In Germany, GDP for 2024 contracted by 0.2% y/y (prior: -0.3%), highlighting one of the country’s most prolonged economic crises in decades, just six weeks ahead of a crucial snap election. The very early estimate of GDP growth in Q4 2024 was -0.1% q/q, though this estimate carries higher uncertainty due to incomplete data. Nonetheless, the decline aligns with our growth expectations and is not as severe as feared, given the negative economic sentiment.

In Sweden, final December core inflation, CPIF excl. energy, was 0.1 p.p below the preliminary number, at +0.3% m/m and 2.0% y/y, a slight downside surprise. This may widen the spreads to Riksbank’s forecast going into January. Also, Origo Group is the new vendor managing the collection of inflation expectations from January 2025 and onwards, previously this was done by Prospera (Kantar). The shift might cause disruptions but there are no strong reasons to assume so. Hence, we expect only marginal adjustments relative to the December survey which showed expectations close to or below the inflation target.

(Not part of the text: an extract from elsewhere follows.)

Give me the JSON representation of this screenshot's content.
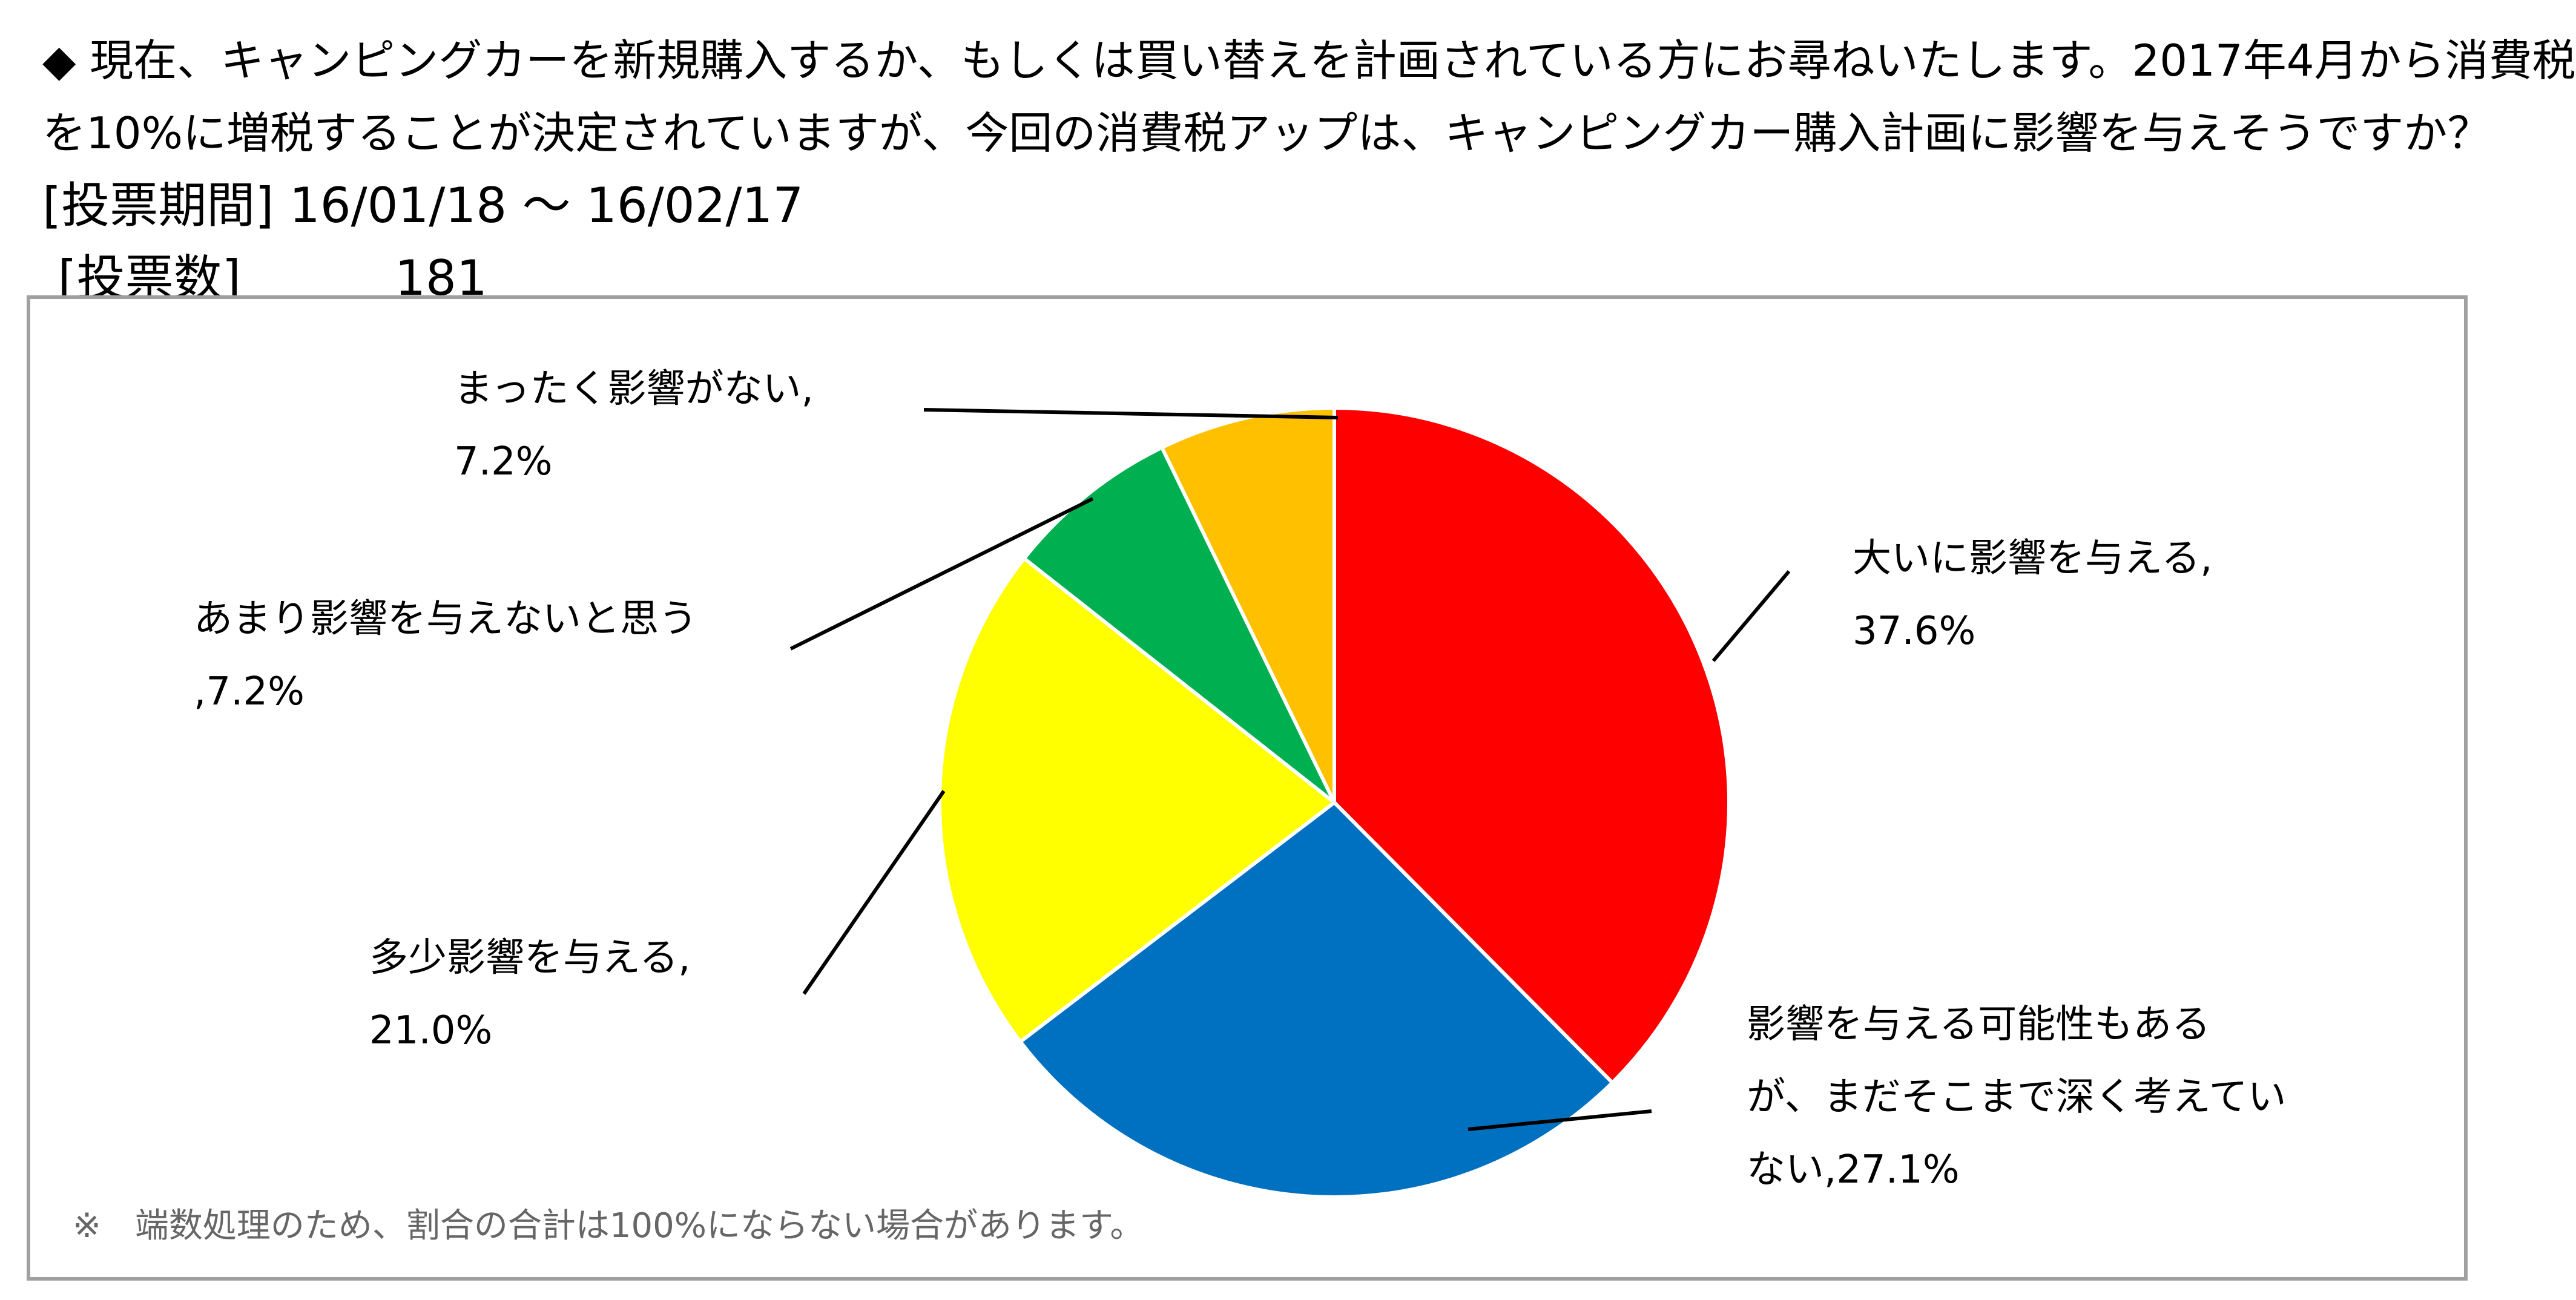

Equities: Global equities rose yesterday, with optimism boosted by a lower-than-expected core CPI number from the US. Consequently, we observed indices closing at or around daily highs, and for several indices, it was the best day since the post-US election surge. Not surprisingly, cyclicals, especially US cyclicals, led the advances. However, the magnitude of the outperformance of cyclicals was somewhat surprising even to us. This, if anything, underscores our view that cyclicals will continue to outperform as long as the macroeconomic environment remains positive, despite trading at the highest premium to defensives in over 15 years. In the US yesterday, the Dow increased by 1.7%, the S&P 500 by 1.8%, the Nasdaq by 2.5%, and the Russell 2000 by 2.0%. Asian markets are catching up this morning, reflecting the strong performance in the Western world yesterday. Meanwhile, US and European futures are more mixed this morning.

FI: US rates rallied on the back of the US CPI release yesterday coming in less hot than expected by consensus. The 5-10y area led the way with a 15bp rally, with the wings down “only” by 10bp. 10y German Bunds ended 6bp lower, with ECB pricing now at -96bp. Also, Gilts rallied following the UK CPI release in the morning.

FX: Yesterday’s session was dominated by first the relief in UK markets and later the US CPI induced rally in risk appetite which aided risk-sensitive currencies such as AUD and NOK while the drop in global yields sent the JPY soaring. While the USD initially weakened, we have since seen a slight comeback which has also contributed to a rebound in USD/JPY from below 155.50 to now 160.00. While EUR/GBP dropped in yesterday’s session the cross is still trading north of 0.84.